What would government do?
If the government receives $25 million in tax from this estate, what do they do with it? Will it go directly to people most of us might believe can really use it, and maybe even “deserve” it? Will a single mom with 2 kids working at Walmart get a $25K check along with a thousand other deserving people to pay some overdue bills or maybe buy a much needed new car? No. Government collects the money, then puts it into their huge money bucket. Administration and bureaucracy will eat up most of it before it gets to any ultimate destination.
Another point to consider: Government employees now earn roughly 80% more than their private sector employee counterparts. To give them more money only enables them to further widen that gap.
There is a way to help contribute to those struggling in a more direct way.
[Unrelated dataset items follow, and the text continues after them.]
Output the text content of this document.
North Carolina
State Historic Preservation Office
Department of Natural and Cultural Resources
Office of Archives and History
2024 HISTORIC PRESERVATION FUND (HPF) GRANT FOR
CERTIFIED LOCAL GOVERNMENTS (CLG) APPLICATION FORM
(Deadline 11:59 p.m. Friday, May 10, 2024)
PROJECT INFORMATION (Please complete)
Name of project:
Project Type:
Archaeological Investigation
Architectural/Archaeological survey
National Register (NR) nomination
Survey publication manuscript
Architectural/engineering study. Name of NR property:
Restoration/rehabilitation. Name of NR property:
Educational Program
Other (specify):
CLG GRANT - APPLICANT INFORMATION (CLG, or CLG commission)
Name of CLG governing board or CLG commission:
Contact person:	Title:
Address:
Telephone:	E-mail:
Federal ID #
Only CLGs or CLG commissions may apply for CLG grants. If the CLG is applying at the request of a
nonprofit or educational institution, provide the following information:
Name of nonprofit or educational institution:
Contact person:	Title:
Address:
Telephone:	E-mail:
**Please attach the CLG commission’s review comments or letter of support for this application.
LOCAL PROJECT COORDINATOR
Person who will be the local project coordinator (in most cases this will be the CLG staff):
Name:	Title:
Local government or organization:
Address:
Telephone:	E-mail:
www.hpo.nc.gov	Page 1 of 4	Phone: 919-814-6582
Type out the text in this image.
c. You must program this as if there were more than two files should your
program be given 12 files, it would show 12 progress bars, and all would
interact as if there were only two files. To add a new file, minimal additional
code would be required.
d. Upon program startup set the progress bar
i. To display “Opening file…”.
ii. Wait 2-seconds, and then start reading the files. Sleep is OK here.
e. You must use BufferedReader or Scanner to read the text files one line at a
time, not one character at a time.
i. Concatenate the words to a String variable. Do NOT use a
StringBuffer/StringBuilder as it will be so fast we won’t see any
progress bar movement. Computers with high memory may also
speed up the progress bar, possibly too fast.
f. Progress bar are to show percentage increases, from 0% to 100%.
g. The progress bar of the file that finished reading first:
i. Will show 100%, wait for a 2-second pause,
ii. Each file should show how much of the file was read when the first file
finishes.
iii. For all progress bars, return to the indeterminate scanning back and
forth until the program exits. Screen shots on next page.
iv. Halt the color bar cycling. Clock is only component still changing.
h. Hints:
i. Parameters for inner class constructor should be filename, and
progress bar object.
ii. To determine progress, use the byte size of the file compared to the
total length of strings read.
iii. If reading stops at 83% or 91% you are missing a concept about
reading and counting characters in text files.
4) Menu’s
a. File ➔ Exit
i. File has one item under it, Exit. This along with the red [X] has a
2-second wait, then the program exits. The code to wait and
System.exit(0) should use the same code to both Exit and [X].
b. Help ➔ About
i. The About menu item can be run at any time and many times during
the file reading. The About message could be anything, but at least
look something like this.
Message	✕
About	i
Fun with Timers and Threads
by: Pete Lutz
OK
The rich, lazy trust-fund-adult-baby-snob will do better with the money than government, even when they squander it on what most of us would consider to be wasteful and irresponsible things. Every time he spends more of it, someone becomes a little wealthier. When he buys that expensive car, maybe the salesman gets a bonus, and he pays slightly more income tax, as does the dealer as the profits increase. To the car salesman, he did not waste his money to buy his fourth unnecessary luxury car. The dealership feels the same way.
When he crashes that expensive car in a drunken binge, the repair shop makes money on the repairs, and more income tax is paid. (the auto insurance company may lose a bit, but they will raise his rates and get it back.) To the repair shop, he spent his money wisely on the repairs.
When he appears in court with his attorney to fight the DUI, he pays his court fines. The police officer who handled the accident gets over-time pay for his court appearance, and his attorney collects his fee. Both pay some extra tax here too. The attorney buys an expensive new watch, and the cop goes out to eat with his family – further spreading the wealth.
When he buys that 60 foot yacht and hires a captain to sail him around the world, and a waiter to serve his lazy ass drinks all day long - you can see where this is going. The money winds up in circulation to others to an even greater extent when the lazy, irresponsible heir gets hold of it and wastes it.
Neither the attorney, car or boat salesmen, repair shop, nor the cop or the boat captain, or anyone else on whom he foolishly spends his money believe the lazy heir spent it recklessly. We believe he did, but we can take solace in the knowledge that those upon whom he spent it now have the opportunity to re-spend much of it more responsibly.
Lazy heir puts some in the bank
If the heir deposits a sizable chunk into his bank account, what happens then? - Well he earns some interest on it, on which he will be taxed, and much of the rest is used by the bank to lend to others who will buy things that will also stimulate the economy. A farmer borrows money for a new tractor; A small business needs money to expand; a young couple buying their first house. All of these financial activities are taxable transactions in one way or another. And don’t forget the bank – they earn more on his money than they pay him in interest or they wouldn’t do it, and so they are able to hire another loan officer.
All inherited money eventually finds it’s way into the private sector where much it will be taxed over and over many times again. Very likely this will amount to a lot more than a $25 million immediate drop into the estate tax bucket as it circulates, expands and multiplies.
As money circulates from one sector of the economy to another, each transaction results in some of it winding up in the tax coffer buckets – eventually it will mostly all disappear entirely into that black hole that is Washington, D.C., but over time many more people benefitted from it along the way.
An estate tax gets it into that abyss immediately, without the benefit of circulating and growing it first.
Eliminate the estate tax - not for the good of the wealthy, but for benefit of the little guy.